MEA officials say the tussle for the diplomatic limelight between Planning Commission Deputy Chairperson Jaswant Singh and Brajesh Mishra, the prime minister's principal secretary, is giving out conflicting signals on India's post-Pokhran strategy.
Though Vajpayee is in charge of foreign affairs, officials say the men whom he has deployed to bail out the country from economic sanctions and the Comprehensive Test Ban Treaty are now "speaking and acting at cross-purposes".
"The confusion as to who controls the foreign office in Delhi is detrimental to India's interests, especially as the government prepares to hold the third round of diplomatic dialogue with the United States," a senior foreign affairs official told Rediff On The NeT.
He alleged that Singh and Mishra have hijacked the country's foreign policy in the last two months. "The foreign secretary's office looks redundant and K Raghunath has become a passive onlooker," he said.

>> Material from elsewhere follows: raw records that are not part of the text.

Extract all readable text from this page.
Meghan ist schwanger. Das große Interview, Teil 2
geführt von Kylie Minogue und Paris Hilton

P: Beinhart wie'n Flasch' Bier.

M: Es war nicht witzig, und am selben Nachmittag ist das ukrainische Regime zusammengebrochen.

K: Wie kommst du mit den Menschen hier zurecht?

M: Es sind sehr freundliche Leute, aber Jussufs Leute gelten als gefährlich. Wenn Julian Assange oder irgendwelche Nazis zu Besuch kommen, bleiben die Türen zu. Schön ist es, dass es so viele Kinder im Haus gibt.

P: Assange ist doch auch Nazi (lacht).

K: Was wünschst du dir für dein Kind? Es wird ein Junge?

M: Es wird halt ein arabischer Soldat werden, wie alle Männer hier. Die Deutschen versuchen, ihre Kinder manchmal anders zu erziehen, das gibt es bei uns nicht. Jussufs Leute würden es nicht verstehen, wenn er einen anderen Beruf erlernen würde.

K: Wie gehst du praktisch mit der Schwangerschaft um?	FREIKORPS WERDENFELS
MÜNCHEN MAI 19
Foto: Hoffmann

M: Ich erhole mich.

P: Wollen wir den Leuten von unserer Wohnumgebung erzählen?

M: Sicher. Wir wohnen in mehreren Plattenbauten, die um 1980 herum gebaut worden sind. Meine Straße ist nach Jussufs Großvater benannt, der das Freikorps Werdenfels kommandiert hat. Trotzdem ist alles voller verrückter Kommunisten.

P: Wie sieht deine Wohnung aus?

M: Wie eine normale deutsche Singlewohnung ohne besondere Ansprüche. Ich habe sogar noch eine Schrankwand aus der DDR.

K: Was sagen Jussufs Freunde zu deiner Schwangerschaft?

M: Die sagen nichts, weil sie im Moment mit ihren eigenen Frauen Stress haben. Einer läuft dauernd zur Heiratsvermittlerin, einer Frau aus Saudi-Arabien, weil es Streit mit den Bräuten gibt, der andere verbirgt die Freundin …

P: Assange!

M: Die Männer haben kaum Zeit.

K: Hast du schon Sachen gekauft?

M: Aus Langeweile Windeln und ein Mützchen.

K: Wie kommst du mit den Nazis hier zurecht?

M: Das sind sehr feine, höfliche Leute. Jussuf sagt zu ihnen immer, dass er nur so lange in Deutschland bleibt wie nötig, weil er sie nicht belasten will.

Soon after the nuclear tests in May, the absence of a Cabinet minister at the MEA forced Vajpayee to deploy Singh and Mishra. While Mishra, the top official in the PMO, was sent to Britain, France and Russia to elicit opinion in India's favour, Singh, who is considered a close to Vajpayee, dealt with the United States.
Mishra, a former diplomat who headed the Bharatiya Janata Party's foreign policy wing, is currently touring South Africa explaining Indian security concerns to President Nelson Mandela.
Singh, for his part, has held two rounds of talks with US Deputy Secretary of State Strobe Talbott in an attempt to rid India of the economic sanctions. Another round of talks will take place in New Delhi on July 20 and 21.
However, reports that Singh will be inducted as the next foreign minister when the prime minister expands his Cabinet after the Budget session have apparently miffed Mishra.
"Mishra fears his role in the foreign policy formulation will be considerably reduced if and when Singh occupies the top MEA post," an official said. The principal secretary is so insistent on foreign affairs, this official revealed, that he approves even routine MEA statements.
Diplomatic analysts believe that in the last few days differences between Mishra and Singh have reached absurd proportions.
Last week, Mishra, in an alleged attempt to torpedo Singh's diplomatic initiatives with the US, briefed a select group of journalists that India would not sign the CTBT unless it gets dual purpose technology and exemption from full-scope safeguards for its nuclear installations.
This forced Talbott to argue before Singh in Frankfurt that India should sign the CTBT without any pre-conditions.
Similarly, two weeks ago, Mishra contradicted Singh's television interview in which the latter suggested that the issue of converting the Line of Control into an international border may appear on the agenda of India-Pakistan peace talks.
Sensing that Mishra is all out to scuttle his diplomatic initiatives, Singh has started issuing statements from his office at the Planning Commission.
The loser in the Mishra/Singh battle for diplomatic supremacy is Raghunath, who has been relegated to the sidelines ever since the nuclear blasts.
Asked if the country's foreign policy is giving out confusing signals, the foreign secretary refused to comment, only saying: "I am doing my job."